If I cite sources with the same lead author but different coauthors, do I use et al.?

Yes. In MLA style, when a work has more than two authors or editors, the works-cited-list entry provides the name of the lead author or editor and et al. 

For example, if you are citing the following work—in which Sandy Taylor is the lead author and John Smith and Wendy Johnson are listed as the coauthors—your entry would appear thus:

Taylor, Sandy, et al. “Collaboration in the Twenty-First Century.” Journal of Collaborative Writing, vol. 20, no. 1, 2017, pp. 15-25.

If this same set of authors also wrote another article that you cite, and their names appear in the work in the same order as they do in the first article, three hyphens are used to indicate this fact to your reader:

Taylor, Sandy, et al. “Collaboration in the Twenty-First Century.” Journal of Collaborative Writing, vol. 20, no. 1, 2017, pp. 15-25.

---. “Writing Together.” Studies in Joint Scholarship, vol. 10, no. 2, 2017, pp. 75-85.

But if the works-cited list contains works by the same lead author and different coauthors (as in the first two entries below) or works by the same set of coauthors in a different order (as in the first and third entries below), the names cannot be replaced with three hyphens in listings after the first since the authorship is different or differently configured. Each entry must list the lead author’s name and et al.:

Taylor, Sandy, et al. “Collaboration in the Twenty-First Century.” Journal of Collaborative Writing, vol. 20, no. 1, 2017, pp. 15-25.

Taylor, Sandy, et al. “Cowriting Papers.” Sharing Ideas, vol. 2, no. 1, 2017,  pp. 26-35.

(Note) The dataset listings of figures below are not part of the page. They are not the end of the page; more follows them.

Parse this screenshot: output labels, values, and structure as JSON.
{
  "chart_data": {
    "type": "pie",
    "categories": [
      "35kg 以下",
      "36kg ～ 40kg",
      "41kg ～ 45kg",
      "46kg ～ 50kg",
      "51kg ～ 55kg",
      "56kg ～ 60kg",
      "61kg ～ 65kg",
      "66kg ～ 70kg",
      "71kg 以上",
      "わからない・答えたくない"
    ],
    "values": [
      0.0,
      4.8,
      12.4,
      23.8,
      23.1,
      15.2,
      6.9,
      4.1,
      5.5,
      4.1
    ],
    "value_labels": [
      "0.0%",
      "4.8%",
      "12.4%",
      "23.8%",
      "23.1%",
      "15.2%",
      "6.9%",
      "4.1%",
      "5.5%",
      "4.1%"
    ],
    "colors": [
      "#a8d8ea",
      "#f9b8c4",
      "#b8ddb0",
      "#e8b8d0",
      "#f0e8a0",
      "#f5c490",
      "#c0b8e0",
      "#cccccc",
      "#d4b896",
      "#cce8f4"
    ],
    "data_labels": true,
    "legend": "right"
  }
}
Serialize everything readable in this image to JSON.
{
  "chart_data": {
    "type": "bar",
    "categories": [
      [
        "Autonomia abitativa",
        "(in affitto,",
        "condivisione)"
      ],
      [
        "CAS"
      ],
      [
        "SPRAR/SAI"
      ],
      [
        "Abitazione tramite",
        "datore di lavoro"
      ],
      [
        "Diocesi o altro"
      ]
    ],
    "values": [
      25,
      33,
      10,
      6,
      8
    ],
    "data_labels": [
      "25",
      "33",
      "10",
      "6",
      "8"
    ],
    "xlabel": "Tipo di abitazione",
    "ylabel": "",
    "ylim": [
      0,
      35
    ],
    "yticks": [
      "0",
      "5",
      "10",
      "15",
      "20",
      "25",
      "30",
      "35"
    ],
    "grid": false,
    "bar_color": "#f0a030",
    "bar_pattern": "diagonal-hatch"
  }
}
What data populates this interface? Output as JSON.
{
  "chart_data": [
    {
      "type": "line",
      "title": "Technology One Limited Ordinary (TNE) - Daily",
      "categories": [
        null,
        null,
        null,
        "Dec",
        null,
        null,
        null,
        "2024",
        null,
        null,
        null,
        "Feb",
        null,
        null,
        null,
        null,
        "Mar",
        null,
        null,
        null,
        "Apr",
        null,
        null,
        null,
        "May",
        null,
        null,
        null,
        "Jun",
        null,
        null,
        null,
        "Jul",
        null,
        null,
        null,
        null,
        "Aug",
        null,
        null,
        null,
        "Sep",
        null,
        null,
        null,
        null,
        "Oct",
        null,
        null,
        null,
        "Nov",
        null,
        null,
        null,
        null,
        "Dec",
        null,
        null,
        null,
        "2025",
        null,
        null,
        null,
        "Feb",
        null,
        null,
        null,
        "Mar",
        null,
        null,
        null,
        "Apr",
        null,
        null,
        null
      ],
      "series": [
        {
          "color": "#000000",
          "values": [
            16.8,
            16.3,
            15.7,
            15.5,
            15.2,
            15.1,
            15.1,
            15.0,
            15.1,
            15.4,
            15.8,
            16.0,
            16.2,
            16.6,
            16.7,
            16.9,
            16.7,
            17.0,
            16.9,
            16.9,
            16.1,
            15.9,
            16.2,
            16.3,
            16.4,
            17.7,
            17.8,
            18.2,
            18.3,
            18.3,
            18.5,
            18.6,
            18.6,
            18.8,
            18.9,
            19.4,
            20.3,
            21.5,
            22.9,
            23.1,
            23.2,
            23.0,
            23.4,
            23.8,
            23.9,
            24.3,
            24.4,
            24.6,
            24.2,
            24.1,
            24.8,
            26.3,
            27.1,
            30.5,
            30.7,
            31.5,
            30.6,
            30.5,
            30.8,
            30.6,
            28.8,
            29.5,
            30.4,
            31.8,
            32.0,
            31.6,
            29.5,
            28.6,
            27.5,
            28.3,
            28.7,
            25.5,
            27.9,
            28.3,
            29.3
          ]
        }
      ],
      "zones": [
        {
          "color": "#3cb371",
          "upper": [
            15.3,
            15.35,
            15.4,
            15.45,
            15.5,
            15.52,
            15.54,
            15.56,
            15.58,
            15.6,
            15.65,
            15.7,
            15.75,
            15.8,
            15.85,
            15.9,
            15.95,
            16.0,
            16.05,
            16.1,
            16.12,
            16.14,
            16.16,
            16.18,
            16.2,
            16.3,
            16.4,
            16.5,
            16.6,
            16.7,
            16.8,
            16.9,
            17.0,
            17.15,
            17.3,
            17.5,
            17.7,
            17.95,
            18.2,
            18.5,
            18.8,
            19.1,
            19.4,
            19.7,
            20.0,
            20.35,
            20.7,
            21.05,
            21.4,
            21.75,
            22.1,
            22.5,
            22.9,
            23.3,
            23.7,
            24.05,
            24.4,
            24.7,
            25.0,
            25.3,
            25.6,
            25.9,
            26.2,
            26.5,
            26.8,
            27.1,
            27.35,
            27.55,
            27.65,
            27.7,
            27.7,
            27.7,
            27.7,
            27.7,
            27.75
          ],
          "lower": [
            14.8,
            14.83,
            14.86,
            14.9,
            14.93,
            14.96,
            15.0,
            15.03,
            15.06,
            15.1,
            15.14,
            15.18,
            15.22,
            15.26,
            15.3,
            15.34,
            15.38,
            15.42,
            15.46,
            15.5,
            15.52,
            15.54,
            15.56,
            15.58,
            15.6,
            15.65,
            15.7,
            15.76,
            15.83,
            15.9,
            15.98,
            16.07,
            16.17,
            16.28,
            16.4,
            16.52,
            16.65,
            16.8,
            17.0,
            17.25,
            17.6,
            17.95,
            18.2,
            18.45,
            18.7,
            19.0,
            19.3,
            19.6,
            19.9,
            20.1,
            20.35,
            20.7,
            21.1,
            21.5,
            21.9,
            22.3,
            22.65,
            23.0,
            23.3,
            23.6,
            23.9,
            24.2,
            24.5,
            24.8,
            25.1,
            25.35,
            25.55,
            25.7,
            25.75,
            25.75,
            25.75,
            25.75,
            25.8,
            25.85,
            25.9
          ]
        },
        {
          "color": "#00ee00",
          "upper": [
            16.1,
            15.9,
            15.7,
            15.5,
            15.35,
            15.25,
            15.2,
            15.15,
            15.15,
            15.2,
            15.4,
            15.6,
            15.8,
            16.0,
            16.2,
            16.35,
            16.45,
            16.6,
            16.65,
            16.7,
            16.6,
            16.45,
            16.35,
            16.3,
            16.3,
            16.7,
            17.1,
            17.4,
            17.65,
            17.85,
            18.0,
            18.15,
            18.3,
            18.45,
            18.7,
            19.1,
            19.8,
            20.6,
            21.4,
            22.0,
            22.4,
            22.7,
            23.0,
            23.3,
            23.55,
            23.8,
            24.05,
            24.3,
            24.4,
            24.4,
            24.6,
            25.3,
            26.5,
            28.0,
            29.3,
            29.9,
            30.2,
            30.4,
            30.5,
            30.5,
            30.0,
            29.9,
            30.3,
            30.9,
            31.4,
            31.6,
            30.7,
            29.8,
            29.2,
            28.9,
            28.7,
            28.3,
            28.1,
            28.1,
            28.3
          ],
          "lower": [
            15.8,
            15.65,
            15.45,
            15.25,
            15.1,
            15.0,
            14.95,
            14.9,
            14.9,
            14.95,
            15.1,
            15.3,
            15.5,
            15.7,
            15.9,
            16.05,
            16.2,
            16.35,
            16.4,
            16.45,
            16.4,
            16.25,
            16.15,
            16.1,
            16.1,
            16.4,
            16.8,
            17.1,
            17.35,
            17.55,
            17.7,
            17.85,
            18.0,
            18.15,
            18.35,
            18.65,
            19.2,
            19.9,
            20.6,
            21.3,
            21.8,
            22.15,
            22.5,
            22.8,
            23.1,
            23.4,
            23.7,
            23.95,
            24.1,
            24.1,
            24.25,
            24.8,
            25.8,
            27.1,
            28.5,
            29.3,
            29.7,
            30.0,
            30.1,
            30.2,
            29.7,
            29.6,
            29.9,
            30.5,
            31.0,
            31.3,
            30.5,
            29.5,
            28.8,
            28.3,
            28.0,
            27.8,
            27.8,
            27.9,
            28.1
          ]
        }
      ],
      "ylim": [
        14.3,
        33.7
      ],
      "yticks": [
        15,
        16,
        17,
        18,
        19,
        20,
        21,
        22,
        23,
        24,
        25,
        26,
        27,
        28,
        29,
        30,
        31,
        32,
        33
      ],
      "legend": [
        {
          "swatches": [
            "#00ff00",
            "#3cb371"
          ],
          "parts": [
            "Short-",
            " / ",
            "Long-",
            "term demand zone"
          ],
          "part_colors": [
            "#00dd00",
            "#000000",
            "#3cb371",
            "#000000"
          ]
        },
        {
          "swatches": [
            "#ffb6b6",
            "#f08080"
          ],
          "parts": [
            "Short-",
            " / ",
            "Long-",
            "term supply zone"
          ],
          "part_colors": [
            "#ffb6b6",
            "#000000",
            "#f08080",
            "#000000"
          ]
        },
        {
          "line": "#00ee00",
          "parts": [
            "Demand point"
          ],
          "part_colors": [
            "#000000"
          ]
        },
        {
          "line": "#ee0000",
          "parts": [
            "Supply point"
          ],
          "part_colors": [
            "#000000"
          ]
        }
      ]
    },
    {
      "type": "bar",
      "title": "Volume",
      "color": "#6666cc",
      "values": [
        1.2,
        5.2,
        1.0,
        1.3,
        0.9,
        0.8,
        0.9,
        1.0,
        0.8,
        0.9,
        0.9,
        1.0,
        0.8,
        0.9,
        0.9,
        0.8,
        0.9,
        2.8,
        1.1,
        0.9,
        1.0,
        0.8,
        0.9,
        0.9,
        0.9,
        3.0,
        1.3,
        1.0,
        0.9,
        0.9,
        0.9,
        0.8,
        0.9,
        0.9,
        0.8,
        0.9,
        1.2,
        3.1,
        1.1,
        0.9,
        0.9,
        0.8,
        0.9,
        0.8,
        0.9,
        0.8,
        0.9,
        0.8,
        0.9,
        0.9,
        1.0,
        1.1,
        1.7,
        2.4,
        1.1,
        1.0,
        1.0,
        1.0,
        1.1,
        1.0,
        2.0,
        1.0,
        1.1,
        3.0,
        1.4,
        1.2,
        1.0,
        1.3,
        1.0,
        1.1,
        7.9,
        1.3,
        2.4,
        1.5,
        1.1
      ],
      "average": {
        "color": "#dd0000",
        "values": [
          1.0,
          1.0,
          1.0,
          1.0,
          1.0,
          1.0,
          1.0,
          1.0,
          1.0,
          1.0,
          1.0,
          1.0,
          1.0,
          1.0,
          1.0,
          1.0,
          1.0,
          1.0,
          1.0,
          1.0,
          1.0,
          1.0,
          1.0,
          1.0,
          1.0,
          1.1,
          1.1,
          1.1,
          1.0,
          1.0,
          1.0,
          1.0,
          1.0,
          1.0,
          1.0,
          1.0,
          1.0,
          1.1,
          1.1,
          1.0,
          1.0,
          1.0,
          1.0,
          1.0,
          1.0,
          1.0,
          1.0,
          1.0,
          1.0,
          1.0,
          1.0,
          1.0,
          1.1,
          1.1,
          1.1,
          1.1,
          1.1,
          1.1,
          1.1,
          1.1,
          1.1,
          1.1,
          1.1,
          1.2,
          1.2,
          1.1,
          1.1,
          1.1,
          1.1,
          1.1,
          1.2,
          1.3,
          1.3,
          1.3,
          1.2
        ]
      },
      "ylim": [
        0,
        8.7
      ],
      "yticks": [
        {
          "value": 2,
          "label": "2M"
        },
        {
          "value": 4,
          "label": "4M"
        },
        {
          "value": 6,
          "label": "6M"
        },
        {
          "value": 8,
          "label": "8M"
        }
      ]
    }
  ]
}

Taylor, Sandy, et al. “Groups at Work.” Crowdsourcing Studies, vol. 20, no. 1, 2017, pp. 36-45.

Parenthetical Citations

In parenthetical citations, distinguish the entries by including a short form of the title after “Taylor et al.”:

(Taylor et al., “Collaboration”)

(Taylor et al., “Cowriting”)

(Taylor et al., “Groups”)

(Taylor et al., “Writing”)

Author Names in a Signal Phrase in Your Prose

If you refer to the collaborators in your prose rather than in a parenthetical citation, you may list all the names or provide the name of the first collaborator followed by “and others” or “and colleagues,” but you must also mention the title of the work in your prose or in a parenthetical citation so that your reader will know which source in the works-cited list you are discussing. 

Although the repetition of “Taylor et al.” in the works-cited-list entries above indicates that the authorship of the essays is not exactly the same, mentioning the coauthors’ names in your prose or in an endnote might be useful if you wish to make the authorship clearer or to give credit to the collaborators.